コンクリートの製造において、粗骨材の選定はワーカビリティーや単位水量に大きな影響を与えます。特に、最大寸法が大きい粗骨材を使用すると、必要な単位水量が少なくなるという認識がありますが、砕石と砂利での違いに関しては意外と複雑です。本記事では、砕石と砂利の特徴を踏まえ、粗骨材の総表面積と単位水量との関係について解説します。
粗骨材とワーカビリティーの関係
コンクリートのワーカビリティーを決定する要因の一つは、骨材の種類とその最大寸法です。最大寸法が大きければ、セメントペーストが少なくても済み、ワーカビリティーを維持できるとされています。骨材の総表面積が小さければ、セメントペーストの接する面積が少なくなり、その分水分を減らすことができます。これは理論的に、骨材の表面積と水分量の関係に基づいています。

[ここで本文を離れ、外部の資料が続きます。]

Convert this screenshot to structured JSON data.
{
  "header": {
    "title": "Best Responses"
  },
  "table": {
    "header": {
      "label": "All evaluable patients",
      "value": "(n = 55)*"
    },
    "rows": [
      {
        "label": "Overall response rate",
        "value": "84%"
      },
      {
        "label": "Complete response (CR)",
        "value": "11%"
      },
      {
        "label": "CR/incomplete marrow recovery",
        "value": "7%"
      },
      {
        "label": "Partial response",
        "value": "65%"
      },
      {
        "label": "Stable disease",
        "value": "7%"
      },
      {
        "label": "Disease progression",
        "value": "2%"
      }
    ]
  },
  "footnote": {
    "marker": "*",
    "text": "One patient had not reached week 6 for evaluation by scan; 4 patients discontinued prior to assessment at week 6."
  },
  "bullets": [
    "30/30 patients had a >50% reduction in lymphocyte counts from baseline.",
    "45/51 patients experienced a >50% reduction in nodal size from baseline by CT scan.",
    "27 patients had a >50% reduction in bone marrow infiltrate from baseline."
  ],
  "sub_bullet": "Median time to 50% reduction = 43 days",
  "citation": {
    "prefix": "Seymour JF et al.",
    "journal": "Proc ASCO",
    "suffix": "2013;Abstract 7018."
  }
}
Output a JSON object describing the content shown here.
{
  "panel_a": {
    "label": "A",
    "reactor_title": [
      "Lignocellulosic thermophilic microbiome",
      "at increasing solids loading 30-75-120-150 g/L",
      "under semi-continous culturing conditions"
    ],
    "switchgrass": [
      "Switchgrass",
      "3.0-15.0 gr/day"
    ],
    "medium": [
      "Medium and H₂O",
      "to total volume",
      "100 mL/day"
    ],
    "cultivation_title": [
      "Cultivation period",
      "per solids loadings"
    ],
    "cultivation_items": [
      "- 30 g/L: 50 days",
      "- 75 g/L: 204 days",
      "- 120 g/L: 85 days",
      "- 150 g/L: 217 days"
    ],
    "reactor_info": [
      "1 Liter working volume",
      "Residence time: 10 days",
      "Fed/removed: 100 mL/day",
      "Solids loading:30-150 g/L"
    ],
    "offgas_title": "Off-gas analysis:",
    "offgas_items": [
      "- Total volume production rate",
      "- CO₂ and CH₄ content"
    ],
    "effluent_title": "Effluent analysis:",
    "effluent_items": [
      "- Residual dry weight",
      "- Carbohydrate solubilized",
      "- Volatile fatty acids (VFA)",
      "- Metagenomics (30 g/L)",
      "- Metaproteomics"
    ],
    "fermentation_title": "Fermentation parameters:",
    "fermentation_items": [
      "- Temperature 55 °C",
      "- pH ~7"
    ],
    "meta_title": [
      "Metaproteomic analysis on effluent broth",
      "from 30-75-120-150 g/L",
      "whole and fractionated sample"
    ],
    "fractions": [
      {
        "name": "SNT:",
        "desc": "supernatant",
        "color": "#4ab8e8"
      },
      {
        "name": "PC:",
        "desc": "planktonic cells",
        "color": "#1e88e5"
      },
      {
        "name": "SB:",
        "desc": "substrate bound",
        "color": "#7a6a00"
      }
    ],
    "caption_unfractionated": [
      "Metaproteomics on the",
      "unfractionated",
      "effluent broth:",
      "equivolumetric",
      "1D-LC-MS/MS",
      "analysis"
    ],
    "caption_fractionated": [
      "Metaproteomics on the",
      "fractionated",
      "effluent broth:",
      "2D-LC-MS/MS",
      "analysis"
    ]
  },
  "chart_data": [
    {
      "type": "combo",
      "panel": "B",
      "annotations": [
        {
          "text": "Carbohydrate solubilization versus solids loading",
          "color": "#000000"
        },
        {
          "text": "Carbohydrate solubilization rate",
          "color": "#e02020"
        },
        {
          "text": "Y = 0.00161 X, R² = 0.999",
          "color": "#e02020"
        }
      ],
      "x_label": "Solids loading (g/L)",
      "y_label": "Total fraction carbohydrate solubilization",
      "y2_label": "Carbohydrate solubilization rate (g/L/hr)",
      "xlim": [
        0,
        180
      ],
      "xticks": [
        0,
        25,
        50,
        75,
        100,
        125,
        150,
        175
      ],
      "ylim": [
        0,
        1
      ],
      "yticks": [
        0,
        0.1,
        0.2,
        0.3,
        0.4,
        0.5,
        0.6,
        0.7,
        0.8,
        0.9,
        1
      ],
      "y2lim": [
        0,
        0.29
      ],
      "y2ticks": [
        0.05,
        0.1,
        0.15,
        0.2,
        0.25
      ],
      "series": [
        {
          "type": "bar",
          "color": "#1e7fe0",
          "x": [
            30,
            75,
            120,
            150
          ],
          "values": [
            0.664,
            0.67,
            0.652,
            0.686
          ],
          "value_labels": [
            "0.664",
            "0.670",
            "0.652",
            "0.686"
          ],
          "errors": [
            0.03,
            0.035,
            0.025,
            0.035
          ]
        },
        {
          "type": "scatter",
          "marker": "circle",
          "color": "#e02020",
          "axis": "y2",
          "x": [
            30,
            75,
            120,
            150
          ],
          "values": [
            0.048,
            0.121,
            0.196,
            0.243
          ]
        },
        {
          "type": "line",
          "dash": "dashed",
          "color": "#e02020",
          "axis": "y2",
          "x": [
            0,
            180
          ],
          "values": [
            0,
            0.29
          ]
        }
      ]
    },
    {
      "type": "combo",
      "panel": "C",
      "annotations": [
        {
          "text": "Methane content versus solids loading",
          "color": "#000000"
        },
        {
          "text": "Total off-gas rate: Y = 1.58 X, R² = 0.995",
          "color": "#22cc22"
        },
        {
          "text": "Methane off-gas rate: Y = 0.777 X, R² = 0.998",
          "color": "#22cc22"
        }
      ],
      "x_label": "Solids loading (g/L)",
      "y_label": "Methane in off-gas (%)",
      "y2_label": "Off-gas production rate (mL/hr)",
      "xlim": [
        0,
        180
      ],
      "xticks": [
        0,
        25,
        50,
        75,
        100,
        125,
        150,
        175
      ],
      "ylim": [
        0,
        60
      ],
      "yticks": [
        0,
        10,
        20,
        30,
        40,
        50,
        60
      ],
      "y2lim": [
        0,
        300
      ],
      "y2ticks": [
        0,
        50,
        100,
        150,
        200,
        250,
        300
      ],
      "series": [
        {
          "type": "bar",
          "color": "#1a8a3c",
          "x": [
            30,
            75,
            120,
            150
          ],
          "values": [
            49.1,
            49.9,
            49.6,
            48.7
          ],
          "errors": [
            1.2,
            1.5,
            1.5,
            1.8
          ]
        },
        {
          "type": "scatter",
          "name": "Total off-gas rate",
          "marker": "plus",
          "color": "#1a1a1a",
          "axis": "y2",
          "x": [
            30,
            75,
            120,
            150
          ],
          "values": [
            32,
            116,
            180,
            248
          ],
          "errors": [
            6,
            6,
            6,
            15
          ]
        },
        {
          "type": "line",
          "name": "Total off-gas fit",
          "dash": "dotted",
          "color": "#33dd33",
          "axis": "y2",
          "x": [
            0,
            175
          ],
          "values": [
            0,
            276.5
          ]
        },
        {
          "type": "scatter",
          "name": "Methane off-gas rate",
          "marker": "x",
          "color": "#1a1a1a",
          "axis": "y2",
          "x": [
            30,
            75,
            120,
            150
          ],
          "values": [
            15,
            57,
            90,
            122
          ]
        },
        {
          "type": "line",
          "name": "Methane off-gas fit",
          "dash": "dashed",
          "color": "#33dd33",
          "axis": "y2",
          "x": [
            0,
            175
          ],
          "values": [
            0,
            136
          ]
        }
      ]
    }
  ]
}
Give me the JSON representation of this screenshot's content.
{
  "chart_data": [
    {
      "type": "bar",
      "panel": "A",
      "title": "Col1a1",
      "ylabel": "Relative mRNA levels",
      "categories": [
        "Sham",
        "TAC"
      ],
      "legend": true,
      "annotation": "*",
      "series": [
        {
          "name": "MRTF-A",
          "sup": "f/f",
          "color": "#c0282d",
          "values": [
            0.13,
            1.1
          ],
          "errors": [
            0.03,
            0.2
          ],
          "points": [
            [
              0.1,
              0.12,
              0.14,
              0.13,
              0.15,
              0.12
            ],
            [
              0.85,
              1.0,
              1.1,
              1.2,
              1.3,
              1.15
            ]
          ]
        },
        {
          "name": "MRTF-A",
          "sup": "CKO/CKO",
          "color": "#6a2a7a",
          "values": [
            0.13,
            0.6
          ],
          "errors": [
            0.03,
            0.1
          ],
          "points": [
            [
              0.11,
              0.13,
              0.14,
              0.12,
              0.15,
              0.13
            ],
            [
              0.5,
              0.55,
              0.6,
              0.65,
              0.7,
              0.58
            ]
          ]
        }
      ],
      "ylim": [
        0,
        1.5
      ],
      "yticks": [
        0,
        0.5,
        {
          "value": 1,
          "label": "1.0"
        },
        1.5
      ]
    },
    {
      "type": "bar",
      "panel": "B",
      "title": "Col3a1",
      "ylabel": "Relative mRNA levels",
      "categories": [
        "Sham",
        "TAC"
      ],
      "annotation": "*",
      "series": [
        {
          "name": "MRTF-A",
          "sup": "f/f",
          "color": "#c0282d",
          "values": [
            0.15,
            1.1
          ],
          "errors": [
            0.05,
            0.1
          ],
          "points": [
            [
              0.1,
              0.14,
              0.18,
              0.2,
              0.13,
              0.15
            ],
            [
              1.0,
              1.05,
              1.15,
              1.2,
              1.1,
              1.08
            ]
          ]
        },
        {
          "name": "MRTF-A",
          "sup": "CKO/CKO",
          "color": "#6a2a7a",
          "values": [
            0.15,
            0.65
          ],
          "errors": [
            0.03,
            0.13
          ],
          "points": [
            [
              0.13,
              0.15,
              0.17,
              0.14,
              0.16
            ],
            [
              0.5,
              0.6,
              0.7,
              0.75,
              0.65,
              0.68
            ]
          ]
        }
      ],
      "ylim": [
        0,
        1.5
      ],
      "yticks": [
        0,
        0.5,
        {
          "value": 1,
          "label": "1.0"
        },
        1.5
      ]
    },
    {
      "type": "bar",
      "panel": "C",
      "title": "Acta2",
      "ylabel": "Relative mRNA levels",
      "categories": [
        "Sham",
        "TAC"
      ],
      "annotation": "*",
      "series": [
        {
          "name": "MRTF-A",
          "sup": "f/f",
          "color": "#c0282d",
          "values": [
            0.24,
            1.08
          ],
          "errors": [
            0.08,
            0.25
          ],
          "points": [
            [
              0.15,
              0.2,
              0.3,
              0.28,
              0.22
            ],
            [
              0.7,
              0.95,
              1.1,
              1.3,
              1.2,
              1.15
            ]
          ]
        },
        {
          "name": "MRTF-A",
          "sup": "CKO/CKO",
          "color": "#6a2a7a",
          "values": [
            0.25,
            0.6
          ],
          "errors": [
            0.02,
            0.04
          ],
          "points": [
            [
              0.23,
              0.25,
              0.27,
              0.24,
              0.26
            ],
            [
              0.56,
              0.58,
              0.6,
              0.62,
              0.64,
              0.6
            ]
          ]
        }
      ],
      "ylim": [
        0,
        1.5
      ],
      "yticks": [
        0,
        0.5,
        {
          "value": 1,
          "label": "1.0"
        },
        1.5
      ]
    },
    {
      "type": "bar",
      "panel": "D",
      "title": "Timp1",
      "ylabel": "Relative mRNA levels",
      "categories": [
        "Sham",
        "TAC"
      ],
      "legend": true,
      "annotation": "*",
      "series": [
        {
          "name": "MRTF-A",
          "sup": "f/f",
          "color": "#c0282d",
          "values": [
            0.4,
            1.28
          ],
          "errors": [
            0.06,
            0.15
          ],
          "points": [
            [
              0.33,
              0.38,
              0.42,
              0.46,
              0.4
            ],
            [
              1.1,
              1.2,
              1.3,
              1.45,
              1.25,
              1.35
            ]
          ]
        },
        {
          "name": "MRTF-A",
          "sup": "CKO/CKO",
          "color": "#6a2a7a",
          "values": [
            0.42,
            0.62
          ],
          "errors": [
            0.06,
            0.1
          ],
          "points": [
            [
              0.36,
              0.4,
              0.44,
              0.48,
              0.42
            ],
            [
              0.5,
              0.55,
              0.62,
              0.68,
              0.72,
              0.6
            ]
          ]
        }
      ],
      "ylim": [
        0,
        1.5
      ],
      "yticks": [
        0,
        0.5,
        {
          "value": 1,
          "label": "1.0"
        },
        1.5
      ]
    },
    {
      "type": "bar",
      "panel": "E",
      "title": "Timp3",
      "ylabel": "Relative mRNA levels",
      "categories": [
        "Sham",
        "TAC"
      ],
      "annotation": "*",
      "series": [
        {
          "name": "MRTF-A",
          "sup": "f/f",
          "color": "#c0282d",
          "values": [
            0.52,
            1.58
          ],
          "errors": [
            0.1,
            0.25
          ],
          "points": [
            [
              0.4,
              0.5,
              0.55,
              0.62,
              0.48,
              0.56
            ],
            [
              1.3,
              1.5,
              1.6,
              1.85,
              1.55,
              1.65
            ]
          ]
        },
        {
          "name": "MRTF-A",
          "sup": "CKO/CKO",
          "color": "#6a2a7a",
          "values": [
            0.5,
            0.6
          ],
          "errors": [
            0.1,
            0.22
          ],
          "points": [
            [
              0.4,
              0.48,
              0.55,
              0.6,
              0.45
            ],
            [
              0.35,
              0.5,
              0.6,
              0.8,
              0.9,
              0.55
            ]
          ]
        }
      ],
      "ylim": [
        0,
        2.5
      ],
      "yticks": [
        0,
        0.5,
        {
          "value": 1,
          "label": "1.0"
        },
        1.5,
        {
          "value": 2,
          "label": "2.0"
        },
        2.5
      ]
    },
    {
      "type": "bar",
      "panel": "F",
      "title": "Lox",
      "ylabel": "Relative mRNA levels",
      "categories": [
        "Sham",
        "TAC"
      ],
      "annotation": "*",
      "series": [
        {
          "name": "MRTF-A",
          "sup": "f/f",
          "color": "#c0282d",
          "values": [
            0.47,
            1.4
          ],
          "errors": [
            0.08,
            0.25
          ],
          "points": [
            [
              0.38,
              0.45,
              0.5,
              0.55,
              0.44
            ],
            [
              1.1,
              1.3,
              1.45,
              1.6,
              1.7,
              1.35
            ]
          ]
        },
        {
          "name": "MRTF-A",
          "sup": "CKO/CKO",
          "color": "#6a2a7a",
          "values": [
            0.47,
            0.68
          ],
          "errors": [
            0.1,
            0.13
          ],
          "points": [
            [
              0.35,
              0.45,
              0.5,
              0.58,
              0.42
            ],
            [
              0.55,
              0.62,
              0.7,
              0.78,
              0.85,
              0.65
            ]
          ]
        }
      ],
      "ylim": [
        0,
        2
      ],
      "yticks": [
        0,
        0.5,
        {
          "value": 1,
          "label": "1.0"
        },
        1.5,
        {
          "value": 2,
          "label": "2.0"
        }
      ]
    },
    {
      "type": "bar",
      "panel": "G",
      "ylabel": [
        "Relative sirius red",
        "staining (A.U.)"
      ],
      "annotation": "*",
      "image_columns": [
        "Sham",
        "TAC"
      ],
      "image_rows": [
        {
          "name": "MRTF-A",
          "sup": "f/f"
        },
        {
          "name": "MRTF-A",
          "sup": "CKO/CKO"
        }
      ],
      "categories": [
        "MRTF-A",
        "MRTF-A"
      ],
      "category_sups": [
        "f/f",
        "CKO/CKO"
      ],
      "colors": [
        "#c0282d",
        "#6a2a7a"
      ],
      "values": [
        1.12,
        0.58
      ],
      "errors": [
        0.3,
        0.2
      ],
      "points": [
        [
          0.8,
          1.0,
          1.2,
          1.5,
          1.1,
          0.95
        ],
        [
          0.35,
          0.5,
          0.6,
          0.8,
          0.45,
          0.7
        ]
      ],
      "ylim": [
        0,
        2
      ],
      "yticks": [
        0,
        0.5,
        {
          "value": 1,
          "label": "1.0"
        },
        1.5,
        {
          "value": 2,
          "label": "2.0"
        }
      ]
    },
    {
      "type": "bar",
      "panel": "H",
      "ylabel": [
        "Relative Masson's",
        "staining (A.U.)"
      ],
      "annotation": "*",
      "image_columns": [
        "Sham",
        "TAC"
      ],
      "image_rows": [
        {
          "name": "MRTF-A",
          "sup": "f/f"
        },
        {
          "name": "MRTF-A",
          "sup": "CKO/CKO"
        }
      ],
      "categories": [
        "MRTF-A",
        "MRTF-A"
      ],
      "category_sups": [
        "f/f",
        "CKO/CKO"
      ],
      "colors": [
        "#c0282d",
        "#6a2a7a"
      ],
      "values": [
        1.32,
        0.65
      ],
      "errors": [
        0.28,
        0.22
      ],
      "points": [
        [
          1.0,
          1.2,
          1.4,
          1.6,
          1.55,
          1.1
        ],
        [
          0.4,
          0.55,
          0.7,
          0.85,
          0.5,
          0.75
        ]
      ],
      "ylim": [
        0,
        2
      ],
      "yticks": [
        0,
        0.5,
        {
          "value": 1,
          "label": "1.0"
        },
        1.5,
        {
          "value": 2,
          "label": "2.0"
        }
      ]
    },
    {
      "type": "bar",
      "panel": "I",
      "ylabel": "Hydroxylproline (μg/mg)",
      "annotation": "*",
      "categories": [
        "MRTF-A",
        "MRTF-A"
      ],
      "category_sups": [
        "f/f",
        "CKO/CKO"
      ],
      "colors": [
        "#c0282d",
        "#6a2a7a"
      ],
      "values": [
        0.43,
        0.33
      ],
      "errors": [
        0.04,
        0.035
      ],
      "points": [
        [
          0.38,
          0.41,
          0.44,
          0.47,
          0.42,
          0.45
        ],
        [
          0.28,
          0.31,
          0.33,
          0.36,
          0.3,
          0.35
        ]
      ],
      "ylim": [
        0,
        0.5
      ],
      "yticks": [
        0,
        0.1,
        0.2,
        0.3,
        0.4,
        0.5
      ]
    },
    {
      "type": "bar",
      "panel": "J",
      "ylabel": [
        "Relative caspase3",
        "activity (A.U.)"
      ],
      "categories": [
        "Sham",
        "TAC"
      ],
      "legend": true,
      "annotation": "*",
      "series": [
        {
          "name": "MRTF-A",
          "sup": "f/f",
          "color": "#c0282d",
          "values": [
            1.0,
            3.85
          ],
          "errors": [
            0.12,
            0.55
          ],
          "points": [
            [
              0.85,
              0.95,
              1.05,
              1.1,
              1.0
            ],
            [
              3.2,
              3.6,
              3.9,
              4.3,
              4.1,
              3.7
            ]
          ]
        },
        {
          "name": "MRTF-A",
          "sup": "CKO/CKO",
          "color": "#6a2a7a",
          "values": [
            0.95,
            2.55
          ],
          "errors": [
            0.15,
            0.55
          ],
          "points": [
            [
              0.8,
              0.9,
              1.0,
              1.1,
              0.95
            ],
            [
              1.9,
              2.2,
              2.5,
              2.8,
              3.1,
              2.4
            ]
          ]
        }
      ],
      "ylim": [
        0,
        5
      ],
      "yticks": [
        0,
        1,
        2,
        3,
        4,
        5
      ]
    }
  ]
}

一方で、粗骨材の種類によって、この理論がどのように作用するかは異なります。例えば、砕石と砂利を比較すると、同じ最大寸法でも、水分の必要量が異なることがわかります。
砕石と砂利の違いとその影響
砕石は一般に、砂利に比べて表面が粗く、ゴツゴツした形状をしています。このため、砕石の方が総表面積が大きくなり、接するセメントペーストも多くなるため、単位水量が増えることが多いです。これは、表面が不均一であるため、水分が保持されやすくなるためです。
対照的に、砂利は比較的滑らかな表面を持ち、粗骨材の総表面積が砕石よりも小さいため、接するセメントペーストの量が少なく、水分の必要量も減少する傾向があります。
単位水量は表面積で決まる
粗骨材の単位水量は、最大寸法だけではなく、その骨材の表面積にも大きく影響されます。単に「最大寸法が大きいから水量が少なくなる」と考えるのではなく、骨材の表面積が水分の必要量にどれだけ影響を与えるかを理解することが重要です。
実際のコンクリート製造において、表面積が大きい粗骨材(例えば砕石)の使用により、必要となる水量は増加することがあります。これに対し、滑らかな表面を持つ骨材(例えば砂利)では、単位水量が比較的少なくて済むため、作業性やワーカビリティーに影響を与えることがあります。
まとめ
コンクリートの単位水量は、最大寸法だけでなく粗骨材の表面積にも関係しており、砕石と砂利ではその特性が異なります。砕石は表面が粗く、総表面積が大きいため水分を多く必要とし、砂利は比較的滑らかで水分を少なくする傾向があります。このため、単位水量の調整には粗骨材の選定が重要であり、最大寸法とともに骨材の表面積を考慮することが求められます。